Facts include these:
- Weinig Dimter, Hundegger, Weinmann, Randek and other proprietary construction automation, fabrication, production, and assembly technologies run in the millions of dollars each to buy, are costly to set up and tie to front-end code engineering and development, and continue to be expensive to link to architecture and construction documentation. Informed estimates are that it cost Entekra $25 million in CapEx to open its Modesto facility, an enormous upfront outlay requirement before generating a dollar of revenue, nevermind profitable revenue.

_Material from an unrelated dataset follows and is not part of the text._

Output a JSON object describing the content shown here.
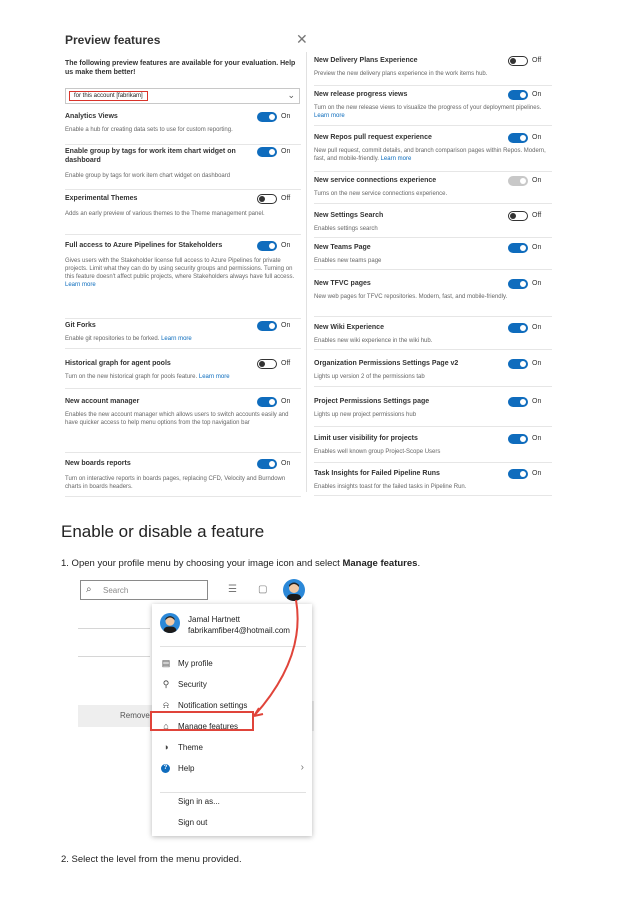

- As a velocity-enabling production capability, known risks to Entekra's operational model include that it's building envelope solutions disrupt a partial – not full – stack of the 25 or more specialized subcontractor trade crews essential to a start-to-completion build cycle. In a lower starts volume period, some of the velocity advantage loses its appeal as home construction customers look to slash variable costs and revert to lowest bid contracts.
- Further, LP Building Solutions serve both framers and builders as key customer bases, and may have disrupted some of its own customers' businesses by adopting Entekra offsite capabilities.
- GAAP accounting and enormously, sprawling protocol-driven enterprises – even ones with an innovation, de-commoditization, and solutions focus as LP – mean that differences between "gross profit positive," "breakeven EBITDA," and actual net operating profitable can mask significant unit-level profit versus losses. A hypothetical revenue decline, from $100 million in 2021 to 40% of that in late 2022-early 2023, for instance – as a result in slower starts we'd heard about in the back half of 2022 – could have caused a huge swing from profit on paper to real world losses.
More will be revealed. The questions of "what it means" and "why it matters" are the ones innovators – in integrated offsite panelization of walls, roofts, and flooring, in modular construction and pre-fabrication, in 3D and robotics factory-in-the-field industrialization, and in other automation, modern precision-manufacturing, and building systems and processes – will find to be a hard, simple one.
Does the investment of money, time, people, and materials necessary to modernize building and scale wide and fast enough to expand the tightening box of access to homeownership and affordable, ground-up rental housing make sense as a discrete business model that does not tap into the multi-layered benefits and profit streams of real estate residual values?
Here's a characterization of the post-Fed hike innovation landscape the entire construction technology and innovation cohort is operating in these days:
As the market downturn drags on and investor cash remains hard to come by, more startups will start to run out of money, experts say. Some venture-backed companies will be forced to raise new funding even if it means agreeing to a lower valuation than they once secured, a deal called a down round, dreaded by founders and investors alike.
“We haven’t had a compression in values like this in more than 20 years. It’s an absolute bloodbath,” said Cameron Lester, global co-head of technology media and telecom investment banking at Jefferies, adding that companies that are able to raise money, even at a lower valuation, are the lucky ones. “What matters is you’re a survivor,” Lester said. – Lizette Chapman, Bloomberg
This is why the fallout of the demise of Entekra matters. It will not be the last failure we'll be reporting on in the weeks ahead. Mind you, we're not likely to be taking our own, biased views that seriously, but would rather to tune in and listen to you, as you've been living these same questions for a good stretch of time.